I don’t see why it would be. The normal way to produce such a table is as hhh…hh, hhh…ht, hhh…th, … ttt…ht, ttt…th, ttt…tt. If heads is more likely than tails, the index is more likely to be in the lower half than the upper half.

Reading https://blog.cloudflare.com/ensuring-randomness-with-linuxs-..., I also don’t think that’s how Linux’ entropy pool works.

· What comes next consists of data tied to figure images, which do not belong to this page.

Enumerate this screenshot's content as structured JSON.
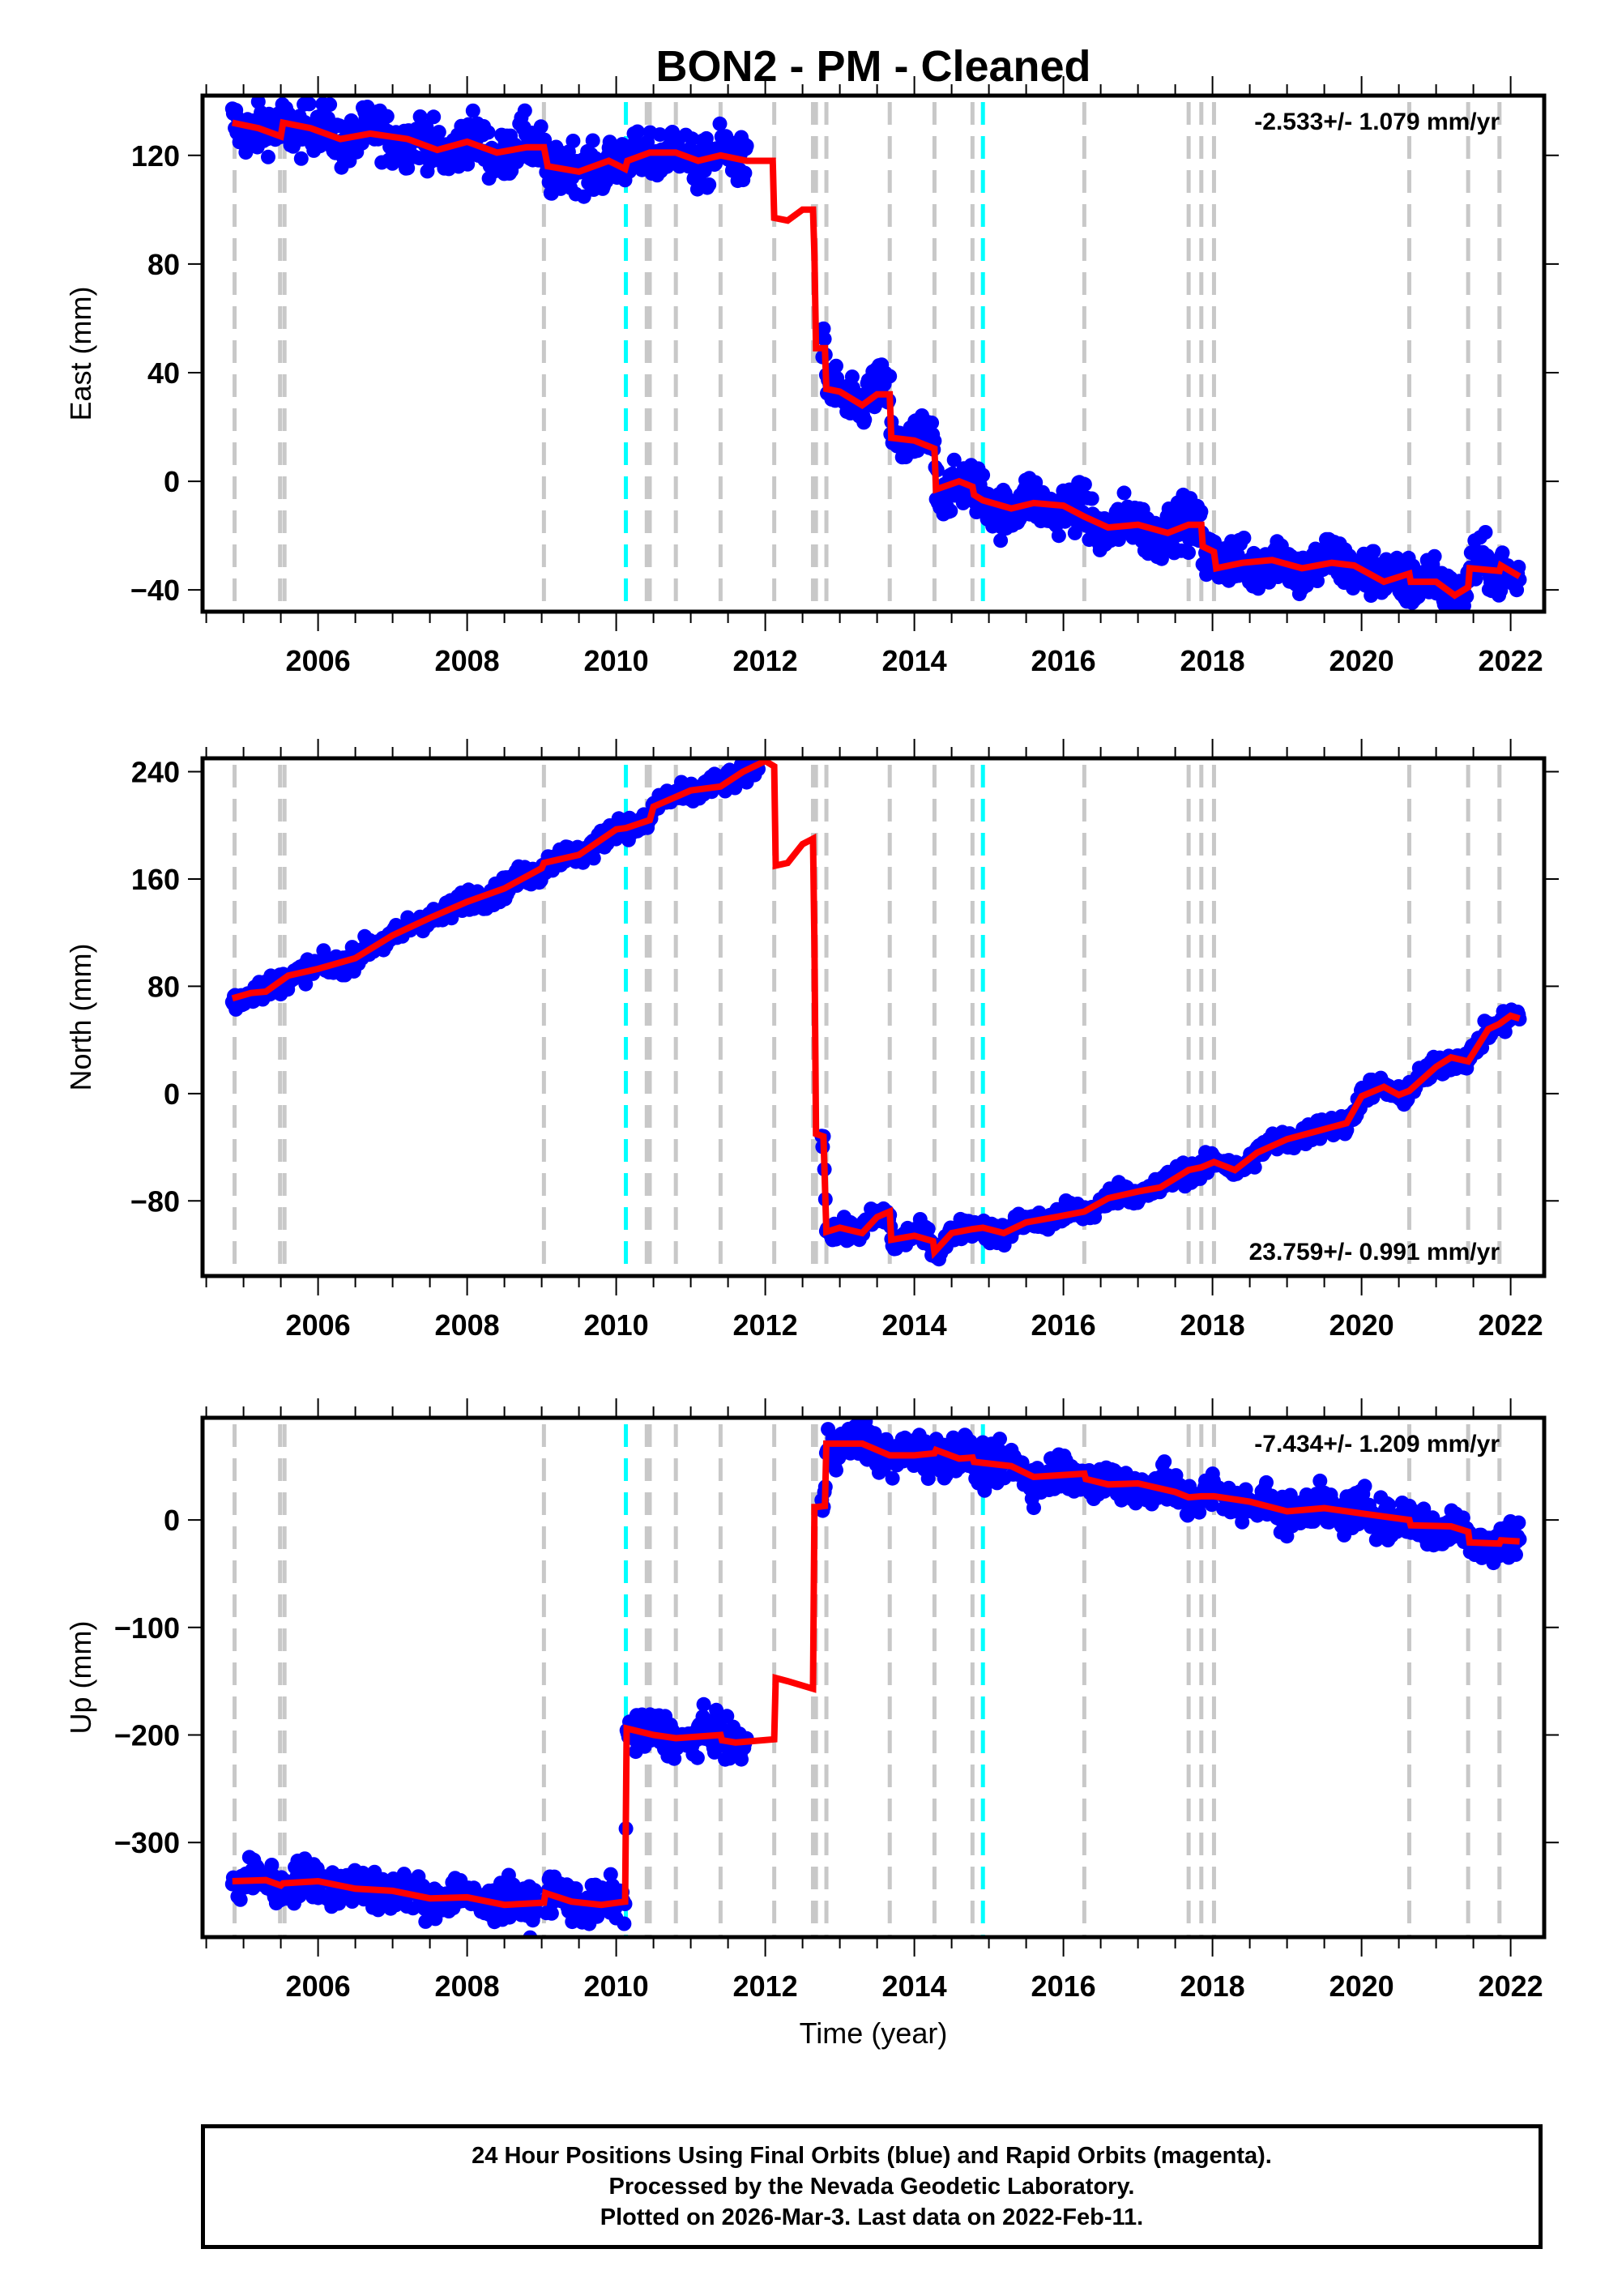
{
  "chart_data": {
    "type": "scatter",
    "title": "BON2  - PM - Cleaned",
    "xlabel": "Time (year)",
    "xlim": [
      2004.45,
      2022.45
    ],
    "x_ticks": [
      2006,
      2008,
      2010,
      2012,
      2014,
      2016,
      2018,
      2020,
      2022
    ],
    "x_tick_labels": [
      "2006",
      "2008",
      "2010",
      "2012",
      "2014",
      "2016",
      "2018",
      "2020",
      "2022"
    ],
    "grid": false,
    "colors": {
      "final_orbits": "#0000ff",
      "model": "#ff0000",
      "equipment_change": "#c8c8c8",
      "earthquake": "#00ffff",
      "frame": "#000000"
    },
    "event_markers": {
      "equipment_change": [
        2004.88,
        2005.49,
        2005.55,
        2009.03,
        2010.41,
        2010.45,
        2010.8,
        2011.4,
        2012.12,
        2012.64,
        2012.68,
        2012.82,
        2013.67,
        2014.27,
        2014.78,
        2016.28,
        2017.68,
        2017.85,
        2018.02,
        2020.64,
        2021.43,
        2021.85
      ],
      "earthquake": [
        2010.13,
        2014.92
      ]
    },
    "data_range": [
      2004.85,
      2022.12
    ],
    "panels": [
      {
        "name": "east",
        "ylabel": "East (mm)",
        "ylim": [
          -48,
          142
        ],
        "y_ticks": [
          -40,
          0,
          40,
          80,
          120
        ],
        "y_tick_labels": [
          "−40",
          "0",
          "40",
          "80",
          "120"
        ],
        "rate_text": "-2.533+/- 1.079 mm/yr",
        "rate_position": "top-right",
        "spread": 4.5,
        "gaps": [
          [
            2011.75,
            2012.75
          ]
        ],
        "model": [
          [
            2004.85,
            132
          ],
          [
            2005.2,
            130
          ],
          [
            2005.5,
            127
          ],
          [
            2005.53,
            132
          ],
          [
            2005.9,
            130
          ],
          [
            2006.3,
            126
          ],
          [
            2006.7,
            128
          ],
          [
            2007.2,
            126
          ],
          [
            2007.6,
            122
          ],
          [
            2008.0,
            125
          ],
          [
            2008.4,
            121
          ],
          [
            2008.8,
            123
          ],
          [
            2009.03,
            123
          ],
          [
            2009.08,
            116
          ],
          [
            2009.5,
            114
          ],
          [
            2009.9,
            118
          ],
          [
            2010.12,
            115
          ],
          [
            2010.15,
            118
          ],
          [
            2010.45,
            121
          ],
          [
            2010.8,
            121
          ],
          [
            2011.1,
            118
          ],
          [
            2011.4,
            120
          ],
          [
            2011.75,
            118
          ],
          [
            2012.1,
            118
          ],
          [
            2012.12,
            97
          ],
          [
            2012.3,
            96
          ],
          [
            2012.5,
            100
          ],
          [
            2012.64,
            100
          ],
          [
            2012.66,
            83
          ],
          [
            2012.68,
            49
          ],
          [
            2012.8,
            49
          ],
          [
            2012.82,
            34
          ],
          [
            2013.0,
            33
          ],
          [
            2013.3,
            28
          ],
          [
            2013.5,
            32
          ],
          [
            2013.67,
            32
          ],
          [
            2013.69,
            16
          ],
          [
            2014.0,
            15
          ],
          [
            2014.27,
            12
          ],
          [
            2014.29,
            -3
          ],
          [
            2014.6,
            0
          ],
          [
            2014.78,
            -2
          ],
          [
            2014.8,
            -5
          ],
          [
            2014.92,
            -7
          ],
          [
            2015.3,
            -10
          ],
          [
            2015.6,
            -8
          ],
          [
            2016.0,
            -9
          ],
          [
            2016.28,
            -13
          ],
          [
            2016.6,
            -17
          ],
          [
            2017.0,
            -16
          ],
          [
            2017.4,
            -19
          ],
          [
            2017.68,
            -16
          ],
          [
            2017.85,
            -16
          ],
          [
            2017.87,
            -24
          ],
          [
            2018.02,
            -26
          ],
          [
            2018.05,
            -32
          ],
          [
            2018.4,
            -30
          ],
          [
            2018.8,
            -29
          ],
          [
            2019.2,
            -32
          ],
          [
            2019.6,
            -30
          ],
          [
            2019.9,
            -31
          ],
          [
            2020.3,
            -37
          ],
          [
            2020.64,
            -34
          ],
          [
            2020.66,
            -37
          ],
          [
            2021.0,
            -37
          ],
          [
            2021.25,
            -42
          ],
          [
            2021.43,
            -39
          ],
          [
            2021.45,
            -32
          ],
          [
            2021.85,
            -33
          ],
          [
            2021.87,
            -31
          ],
          [
            2022.12,
            -35
          ]
        ]
      },
      {
        "name": "north",
        "ylabel": "North (mm)",
        "ylim": [
          -136,
          250
        ],
        "y_ticks": [
          -80,
          0,
          80,
          160,
          240
        ],
        "y_tick_labels": [
          "−80",
          "0",
          "80",
          "160",
          "240"
        ],
        "rate_text": "23.759+/- 0.991 mm/yr",
        "rate_position": "bottom-right",
        "spread": 4,
        "gaps": [
          [
            2011.95,
            2012.75
          ]
        ],
        "model": [
          [
            2004.85,
            71
          ],
          [
            2005.1,
            75
          ],
          [
            2005.3,
            76
          ],
          [
            2005.6,
            88
          ],
          [
            2006.0,
            93
          ],
          [
            2006.5,
            101
          ],
          [
            2007.0,
            118
          ],
          [
            2007.5,
            131
          ],
          [
            2008.0,
            143
          ],
          [
            2008.5,
            153
          ],
          [
            2009.0,
            168
          ],
          [
            2009.03,
            172
          ],
          [
            2009.5,
            178
          ],
          [
            2010.0,
            197
          ],
          [
            2010.13,
            198
          ],
          [
            2010.45,
            204
          ],
          [
            2010.5,
            214
          ],
          [
            2011.0,
            226
          ],
          [
            2011.4,
            229
          ],
          [
            2011.7,
            240
          ],
          [
            2012.0,
            248
          ],
          [
            2012.12,
            244
          ],
          [
            2012.14,
            170
          ],
          [
            2012.3,
            172
          ],
          [
            2012.5,
            186
          ],
          [
            2012.64,
            190
          ],
          [
            2012.66,
            110
          ],
          [
            2012.68,
            -30
          ],
          [
            2012.78,
            -32
          ],
          [
            2012.82,
            -103
          ],
          [
            2013.0,
            -100
          ],
          [
            2013.3,
            -104
          ],
          [
            2013.5,
            -92
          ],
          [
            2013.67,
            -88
          ],
          [
            2013.69,
            -109
          ],
          [
            2014.0,
            -106
          ],
          [
            2014.25,
            -110
          ],
          [
            2014.27,
            -118
          ],
          [
            2014.5,
            -104
          ],
          [
            2014.78,
            -101
          ],
          [
            2014.92,
            -100
          ],
          [
            2015.2,
            -104
          ],
          [
            2015.5,
            -96
          ],
          [
            2015.9,
            -92
          ],
          [
            2016.28,
            -88
          ],
          [
            2016.6,
            -78
          ],
          [
            2017.0,
            -73
          ],
          [
            2017.3,
            -70
          ],
          [
            2017.68,
            -57
          ],
          [
            2017.85,
            -55
          ],
          [
            2018.02,
            -51
          ],
          [
            2018.3,
            -57
          ],
          [
            2018.6,
            -44
          ],
          [
            2019.0,
            -34
          ],
          [
            2019.4,
            -28
          ],
          [
            2019.8,
            -22
          ],
          [
            2020.0,
            -2
          ],
          [
            2020.3,
            5
          ],
          [
            2020.5,
            -1
          ],
          [
            2020.64,
            2
          ],
          [
            2021.0,
            20
          ],
          [
            2021.2,
            27
          ],
          [
            2021.43,
            24
          ],
          [
            2021.7,
            48
          ],
          [
            2021.85,
            52
          ],
          [
            2022.0,
            58
          ],
          [
            2022.12,
            56
          ]
        ]
      },
      {
        "name": "up",
        "ylabel": "Up (mm)",
        "ylim": [
          -388,
          95
        ],
        "y_ticks": [
          -300,
          -200,
          -100,
          0
        ],
        "y_tick_labels": [
          "−300",
          "−200",
          "−100",
          "0"
        ],
        "rate_text": "-7.434+/- 1.209 mm/yr",
        "rate_position": "top-right",
        "spread": 9,
        "gaps": [
          [
            2008.95,
            2009.05
          ],
          [
            2011.75,
            2012.75
          ]
        ],
        "model": [
          [
            2004.85,
            -336
          ],
          [
            2005.3,
            -335
          ],
          [
            2005.5,
            -340
          ],
          [
            2005.53,
            -338
          ],
          [
            2006.0,
            -336
          ],
          [
            2006.5,
            -343
          ],
          [
            2007.0,
            -345
          ],
          [
            2007.5,
            -352
          ],
          [
            2008.0,
            -351
          ],
          [
            2008.5,
            -358
          ],
          [
            2009.03,
            -356
          ],
          [
            2009.05,
            -347
          ],
          [
            2009.4,
            -355
          ],
          [
            2009.8,
            -358
          ],
          [
            2010.12,
            -355
          ],
          [
            2010.14,
            -194
          ],
          [
            2010.5,
            -200
          ],
          [
            2010.8,
            -203
          ],
          [
            2011.4,
            -200
          ],
          [
            2011.42,
            -205
          ],
          [
            2011.6,
            -207
          ],
          [
            2012.12,
            -204
          ],
          [
            2012.14,
            -147
          ],
          [
            2012.3,
            -150
          ],
          [
            2012.64,
            -157
          ],
          [
            2012.66,
            12
          ],
          [
            2012.68,
            12
          ],
          [
            2012.8,
            13
          ],
          [
            2012.82,
            71
          ],
          [
            2013.3,
            71
          ],
          [
            2013.67,
            60
          ],
          [
            2014.0,
            60
          ],
          [
            2014.27,
            62
          ],
          [
            2014.29,
            65
          ],
          [
            2014.6,
            57
          ],
          [
            2014.78,
            58
          ],
          [
            2014.8,
            54
          ],
          [
            2015.3,
            50
          ],
          [
            2015.6,
            40
          ],
          [
            2016.28,
            43
          ],
          [
            2016.3,
            38
          ],
          [
            2016.6,
            33
          ],
          [
            2017.0,
            34
          ],
          [
            2017.5,
            26
          ],
          [
            2017.68,
            21
          ],
          [
            2017.85,
            22
          ],
          [
            2018.02,
            22
          ],
          [
            2018.5,
            17
          ],
          [
            2019.0,
            8
          ],
          [
            2019.5,
            11
          ],
          [
            2020.0,
            6
          ],
          [
            2020.64,
            0
          ],
          [
            2020.66,
            -5
          ],
          [
            2021.2,
            -6
          ],
          [
            2021.43,
            -11
          ],
          [
            2021.45,
            -21
          ],
          [
            2021.85,
            -22
          ],
          [
            2021.87,
            -19
          ],
          [
            2022.12,
            -20
          ]
        ]
      }
    ]
  },
  "footer": {
    "lines": [
      "24 Hour Positions Using Final Orbits (blue) and Rapid Orbits (magenta).",
      "Processed by the Nevada Geodetic Laboratory.",
      "Plotted on 2026-Mar-3. Last data on 2022-Feb-11."
    ]
  }
}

okintheory · on March 16, 2022

The parent comment was saying that when you fix the number of heads to be k in advance, the set of head positions you get is random. That sounds correct.

eru · on March 16, 2022

> Reading https://blog.cloudflare.com/ensuring-randomness-with-linuxs-..., I also don’t think that’s how Linux’ entropy pool works.

Where does the description in that article differ materially from what I described in the parenthetical remark?

(Of course, it does differ from what I described in the main text of the comment.)

j7ake · on March 16, 2022

Cool idea! I wonder what you mean concretely by “extract unbiased bits from unbiased integer”?

Let’s say my experiment results in an index of 42, how do you convert that integer into information about a string of unbiased coin flips?

steerablesafe · on March 16, 2022

Arithmetic coding.

https://en.wikipedia.org/wiki/Arithmetic_coding

eru · on March 16, 2022

Arithmetic coding is the industrial strength way to do this, yes!

However, you can do much simpler and still be pretty efficient (and unbiased).

Suppose your range was numbers between 1 to 49 (inclusive).

If you get a number between 1 to 32, you interpret that as 5 bits. If you got a number between 33 to 48, you interpret that as 4 bits (because you have 16 == 2^4 possibilities between 33 to 48). If you hit 49, you just drop everything and sample again.

So if you got 42, like j7ake suggested, that would be 42 - 32 = 10 = 0b1010.

You can generalize this scheme to other numbers of possibilities.